C* algebra and its influence on the topology of a neural network
bahaha if operator algebras actually made their way to into deep learning that would be awesome! I say that as an ex operator algebraist :P
Some areas that I hope to make time to explore someday, that are relatively obscure (to my knowledge); are text to knowledge graph, cross domain input generalization, and schematic synthesis from 3d models/point clouds.
VC Dimension
Kolmogorov Complexity
Bayesian optimization for hyperparameter search.
CV applications for Home, life, and IoT.
Manifold learning! It seems so cool, but every time I dig into it, I feel like I need a PhD in math to understand the theory.
Yes! I think/hope ultimately this will unlock AGI.
State space models and their derivatives.
They have demonstrated better performance that Transformers on very long sequences, and that with linear instead of quadratic Computational costs, and on paper also generalize better to non-NLP tasks.
However, training them is more difficult, so they perform worse in practice outside of these few very long sequence tasks. But with a bit more development, they could become the most impactful AI technology in years.
do you have anything in particular you think is worth sharing? I‘m trying to implement model predictive control in matlab and i‘m working on a lstm surrogate model. Just last week i‘ve found matlab tools for neural state space models, and i‘ve been wondering if i just uncovered a big blindspot of mine.
It sounds like you‘ve come across exactly what I meant.
I have a couple of papers on the topic if you’re interested in those. There’s also a PyTorch implementation of a neural state space model by the authors of the original paper: https://github.com/HazyResearch/state-spaces
Gonna toot my own research direction: artificial intelligence x complex systems. I’m talking differentiable self-organization (e.g., neural cellular automata), interacting particle systems (e.g., particle Lenia), and other neural dynamical systems where emergent behaviour and self-organization are key characteristics.
Other than Alex Mordvintsev and his co-authors, Sebastian Risi and his co-authors, and I suppose David Ha with his new company, I don’t see much work in this intersection of fields.
I think there’s a lot to unlock here, particularly if the task at hand benefits greatly from a decentralized and/or a compute-adaptive approach, with robustness requirements. Swarm Learning already comes to mind. Or generative modelling with/of complex systems, like decentralized flow (or Schrödinger) matching for modelling interacting particle systems (e.g., fluids, gasses, pedestrian traffic).
Could you please point to a few recent research papers in this area?
Last year when I heard from one of my friends, who is a medical data researcher from Harvard, that he and his colleagues were doing researches related to federated learning, I knew this topic gotta be trendy for the recent years
I think this is the most important topic in this thread so far.
Why is that? You’ve got me curious
Morality training environments, design game theory environments so that multiple RL agents end up with a strong bias towards cooperation.
AI explainability and why it’s garbage
I’m particularly excited about AI accelerating theorem provers and optimization problems (think: traveling salesman).

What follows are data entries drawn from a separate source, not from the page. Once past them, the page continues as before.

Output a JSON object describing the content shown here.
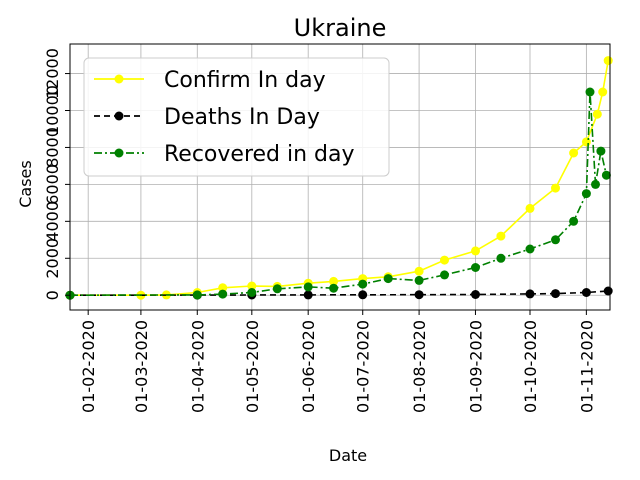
{
  "chart_data": {
    "type": "line",
    "title": "Ukraine",
    "xlabel": "Date",
    "ylabel": "Cases",
    "grid": true,
    "legend_position": "top-left",
    "x_axis": {
      "type": "date",
      "range": [
        "2020-01-22",
        "2020-11-14"
      ],
      "tick_values": [
        "2020-02-01",
        "2020-03-01",
        "2020-04-01",
        "2020-05-01",
        "2020-06-01",
        "2020-07-01",
        "2020-08-01",
        "2020-09-01",
        "2020-10-01",
        "2020-11-01"
      ],
      "tick_labels": [
        "01-02-2020",
        "01-03-2020",
        "01-04-2020",
        "01-05-2020",
        "01-06-2020",
        "01-07-2020",
        "01-08-2020",
        "01-09-2020",
        "01-10-2020",
        "01-11-2020"
      ]
    },
    "y_axis": {
      "range": [
        -800,
        13600
      ],
      "tick_values": [
        0,
        2000,
        4000,
        6000,
        8000,
        10000,
        12000
      ],
      "tick_labels": [
        "0",
        "2000",
        "4000",
        "6000",
        "8000",
        "10000",
        "12000"
      ]
    },
    "series": [
      {
        "name": "Confirm In day",
        "color": "#ffff00",
        "line_style": "solid",
        "marker": "circle",
        "points": [
          [
            "2020-01-22",
            0
          ],
          [
            "2020-03-01",
            2
          ],
          [
            "2020-03-15",
            20
          ],
          [
            "2020-04-01",
            150
          ],
          [
            "2020-04-15",
            400
          ],
          [
            "2020-05-01",
            500
          ],
          [
            "2020-05-15",
            480
          ],
          [
            "2020-06-01",
            650
          ],
          [
            "2020-06-15",
            750
          ],
          [
            "2020-07-01",
            900
          ],
          [
            "2020-07-15",
            1000
          ],
          [
            "2020-08-01",
            1300
          ],
          [
            "2020-08-15",
            1900
          ],
          [
            "2020-09-01",
            2400
          ],
          [
            "2020-09-15",
            3200
          ],
          [
            "2020-10-01",
            4700
          ],
          [
            "2020-10-15",
            5800
          ],
          [
            "2020-10-25",
            7700
          ],
          [
            "2020-11-01",
            8300
          ],
          [
            "2020-11-07",
            9800
          ],
          [
            "2020-11-10",
            11000
          ],
          [
            "2020-11-13",
            12700
          ]
        ]
      },
      {
        "name": "Deaths In Day",
        "color": "#000000",
        "line_style": "dashed",
        "marker": "circle",
        "points": [
          [
            "2020-01-22",
            0
          ],
          [
            "2020-04-01",
            5
          ],
          [
            "2020-05-01",
            12
          ],
          [
            "2020-06-01",
            18
          ],
          [
            "2020-07-01",
            22
          ],
          [
            "2020-08-01",
            30
          ],
          [
            "2020-09-01",
            40
          ],
          [
            "2020-10-01",
            70
          ],
          [
            "2020-10-15",
            90
          ],
          [
            "2020-11-01",
            150
          ],
          [
            "2020-11-13",
            230
          ]
        ]
      },
      {
        "name": "Recovered in day",
        "color": "#008000",
        "line_style": "dashdot",
        "marker": "circle",
        "points": [
          [
            "2020-01-22",
            0
          ],
          [
            "2020-04-01",
            20
          ],
          [
            "2020-04-15",
            60
          ],
          [
            "2020-05-01",
            150
          ],
          [
            "2020-05-15",
            350
          ],
          [
            "2020-06-01",
            450
          ],
          [
            "2020-06-15",
            380
          ],
          [
            "2020-07-01",
            600
          ],
          [
            "2020-07-15",
            900
          ],
          [
            "2020-08-01",
            800
          ],
          [
            "2020-08-15",
            1100
          ],
          [
            "2020-09-01",
            1500
          ],
          [
            "2020-09-15",
            2000
          ],
          [
            "2020-10-01",
            2500
          ],
          [
            "2020-10-15",
            3000
          ],
          [
            "2020-10-25",
            4000
          ],
          [
            "2020-11-01",
            5500
          ],
          [
            "2020-11-03",
            11000
          ],
          [
            "2020-11-06",
            6000
          ],
          [
            "2020-11-09",
            7800
          ],
          [
            "2020-11-12",
            6500
          ]
        ]
      }
    ]
  }
}
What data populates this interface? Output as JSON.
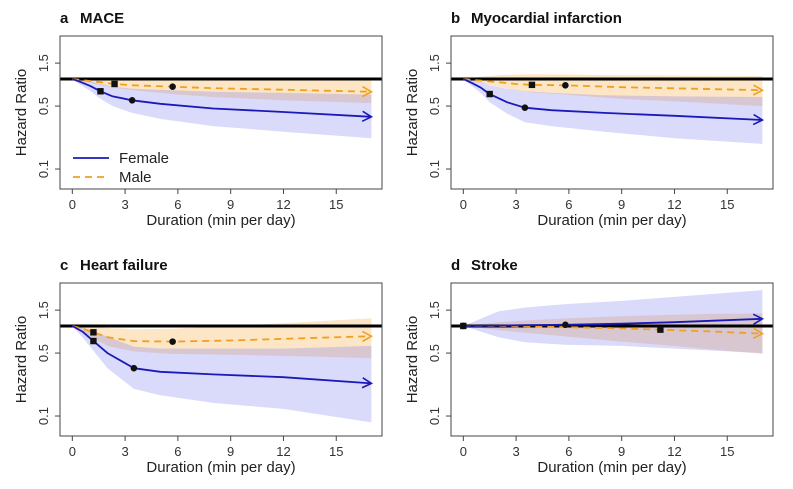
{
  "figure": {
    "colors": {
      "female": "#1a1ab8",
      "male": "#f0a020",
      "female_band": "#6b6bf0",
      "male_band": "#f8c880",
      "reference": "#000000",
      "frame": "#444444"
    },
    "legend": {
      "female_label": "Female",
      "male_label": "Male"
    }
  },
  "chart_data": [
    {
      "type": "line",
      "letter": "a",
      "title": "MACE",
      "xlabel": "Duration (min per day)",
      "ylabel": "Hazard Ratio",
      "xticks": [
        "0",
        "3",
        "6",
        "9",
        "12",
        "15"
      ],
      "yticks": [
        "0.1",
        "0.5",
        "1.5"
      ],
      "xlim": [
        -0.7,
        17.6
      ],
      "ylim": [
        0.06,
        3.0
      ],
      "reference_hr": 1.0,
      "show_legend": true,
      "series": [
        {
          "name": "Female",
          "x": [
            0,
            0.5,
            1,
            1.6,
            2.3,
            3.4,
            5,
            8,
            12,
            17
          ],
          "hr": [
            1.0,
            0.92,
            0.84,
            0.73,
            0.64,
            0.58,
            0.53,
            0.47,
            0.43,
            0.38
          ],
          "lower": [
            1.0,
            0.85,
            0.74,
            0.6,
            0.5,
            0.42,
            0.36,
            0.3,
            0.26,
            0.22
          ],
          "upper": [
            1.0,
            0.98,
            0.95,
            0.88,
            0.82,
            0.78,
            0.76,
            0.72,
            0.7,
            0.67
          ],
          "square_marker": [
            1.6,
            0.73
          ],
          "circle_marker": [
            3.4,
            0.58
          ]
        },
        {
          "name": "Male",
          "x": [
            0,
            0.8,
            1.6,
            2.4,
            3.5,
            5.7,
            8,
            12,
            17
          ],
          "hr": [
            1.0,
            0.96,
            0.92,
            0.88,
            0.85,
            0.82,
            0.79,
            0.76,
            0.72
          ],
          "lower": [
            1.0,
            0.92,
            0.86,
            0.8,
            0.75,
            0.68,
            0.63,
            0.58,
            0.54
          ],
          "upper": [
            1.0,
            1.02,
            1.03,
            1.03,
            1.02,
            1.01,
            1.0,
            0.99,
            0.97
          ],
          "square_marker": [
            2.4,
            0.88
          ],
          "circle_marker": [
            5.7,
            0.82
          ]
        }
      ]
    },
    {
      "type": "line",
      "letter": "b",
      "title": "Myocardial infarction",
      "xlabel": "Duration (min per day)",
      "ylabel": "Hazard Ratio",
      "xticks": [
        "0",
        "3",
        "6",
        "9",
        "12",
        "15"
      ],
      "yticks": [
        "0.1",
        "0.5",
        "1.5"
      ],
      "xlim": [
        -0.7,
        17.6
      ],
      "ylim": [
        0.06,
        3.0
      ],
      "reference_hr": 1.0,
      "show_legend": false,
      "series": [
        {
          "name": "Female",
          "x": [
            0,
            0.5,
            1,
            1.5,
            2.5,
            3.5,
            5,
            8,
            12,
            17
          ],
          "hr": [
            1.0,
            0.9,
            0.8,
            0.68,
            0.55,
            0.48,
            0.45,
            0.42,
            0.39,
            0.35
          ],
          "lower": [
            1.0,
            0.83,
            0.7,
            0.55,
            0.41,
            0.33,
            0.3,
            0.26,
            0.22,
            0.19
          ],
          "upper": [
            1.0,
            0.97,
            0.92,
            0.85,
            0.78,
            0.73,
            0.7,
            0.66,
            0.64,
            0.63
          ],
          "square_marker": [
            1.5,
            0.68
          ],
          "circle_marker": [
            3.5,
            0.48
          ]
        },
        {
          "name": "Male",
          "x": [
            0,
            1,
            2,
            3,
            3.9,
            5.8,
            9,
            13,
            17
          ],
          "hr": [
            1.0,
            0.96,
            0.92,
            0.88,
            0.86,
            0.85,
            0.81,
            0.78,
            0.75
          ],
          "lower": [
            1.0,
            0.9,
            0.82,
            0.75,
            0.71,
            0.67,
            0.6,
            0.55,
            0.5
          ],
          "upper": [
            1.0,
            1.06,
            1.1,
            1.12,
            1.13,
            1.12,
            1.1,
            1.09,
            1.08
          ],
          "square_marker": [
            3.9,
            0.86
          ],
          "circle_marker": [
            5.8,
            0.85
          ]
        }
      ]
    },
    {
      "type": "line",
      "letter": "c",
      "title": "Heart failure",
      "xlabel": "Duration (min per day)",
      "ylabel": "Hazard Ratio",
      "xticks": [
        "0",
        "3",
        "6",
        "9",
        "12",
        "15"
      ],
      "yticks": [
        "0.1",
        "0.5",
        "1.5"
      ],
      "xlim": [
        -0.7,
        17.6
      ],
      "ylim": [
        0.06,
        3.0
      ],
      "reference_hr": 1.0,
      "show_legend": false,
      "series": [
        {
          "name": "Female",
          "x": [
            0,
            0.6,
            1.2,
            2,
            3.5,
            5,
            8,
            12,
            17
          ],
          "hr": [
            1.0,
            0.86,
            0.68,
            0.5,
            0.34,
            0.31,
            0.29,
            0.27,
            0.23
          ],
          "lower": [
            1.0,
            0.74,
            0.53,
            0.34,
            0.2,
            0.17,
            0.14,
            0.12,
            0.085
          ],
          "upper": [
            1.0,
            0.96,
            0.88,
            0.76,
            0.59,
            0.56,
            0.56,
            0.56,
            0.6
          ],
          "square_marker": [
            1.2,
            0.68
          ],
          "circle_marker": [
            3.5,
            0.34
          ]
        },
        {
          "name": "Male",
          "x": [
            0,
            0.6,
            1.2,
            2,
            3.5,
            5.7,
            9,
            13,
            17
          ],
          "hr": [
            1.0,
            0.93,
            0.85,
            0.75,
            0.68,
            0.67,
            0.69,
            0.73,
            0.77
          ],
          "lower": [
            1.0,
            0.86,
            0.73,
            0.6,
            0.52,
            0.49,
            0.48,
            0.46,
            0.44
          ],
          "upper": [
            1.0,
            1.02,
            1.0,
            0.95,
            0.92,
            0.93,
            1.0,
            1.1,
            1.22
          ],
          "square_marker": [
            1.2,
            0.85
          ],
          "circle_marker": [
            5.7,
            0.67
          ]
        }
      ]
    },
    {
      "type": "line",
      "letter": "d",
      "title": "Stroke",
      "xlabel": "Duration (min per day)",
      "ylabel": "Hazard Ratio",
      "xticks": [
        "0",
        "3",
        "6",
        "9",
        "12",
        "15"
      ],
      "yticks": [
        "0.1",
        "0.5",
        "1.5"
      ],
      "xlim": [
        -0.7,
        17.6
      ],
      "ylim": [
        0.06,
        3.0
      ],
      "reference_hr": 1.0,
      "show_legend": false,
      "series": [
        {
          "name": "Female",
          "x": [
            0,
            2,
            3.5,
            5.8,
            9,
            12,
            17
          ],
          "hr": [
            1.0,
            1.01,
            1.02,
            1.03,
            1.06,
            1.1,
            1.2
          ],
          "lower": [
            1.0,
            0.75,
            0.66,
            0.62,
            0.6,
            0.56,
            0.5
          ],
          "upper": [
            1.0,
            1.45,
            1.6,
            1.75,
            1.9,
            2.1,
            2.5
          ],
          "square_marker": [
            0,
            1.0
          ],
          "circle_marker": [
            5.8,
            1.03
          ]
        },
        {
          "name": "Male",
          "x": [
            0,
            2,
            3.5,
            6,
            9,
            11.2,
            14,
            17
          ],
          "hr": [
            1.0,
            1.0,
            0.99,
            0.97,
            0.94,
            0.91,
            0.87,
            0.82
          ],
          "lower": [
            1.0,
            0.9,
            0.84,
            0.76,
            0.67,
            0.62,
            0.55,
            0.49
          ],
          "upper": [
            1.0,
            1.1,
            1.15,
            1.22,
            1.28,
            1.32,
            1.36,
            1.38
          ],
          "square_marker": [
            11.2,
            0.91
          ],
          "circle_marker": [
            0,
            1.0
          ]
        }
      ]
    }
  ]
}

These problems are NP-hard and scale very poorly. We would see huge efficiency gains in most industries if they scaled better. Recently there has been some very exciting research in using neural networks to accelerate and scale MILP and LP solvers.
For reference, optimization problems include:
- SpaceX rocket landing
- Car navigation systems
- Electric grid operations/markets
- Portfolio optimization
- Stock and options trading
- Airline fleet operations
- Ship/Truck logistics
Form parsing. Hugely important topic and the only approach I know about is Microsoft’s LayoutLM model.
Probabilistic programming is also an interesting topic (used for Bayesian Statistics/Probabilistic ML/Probabilistic Graphical Models/Cognitive AI/etc.)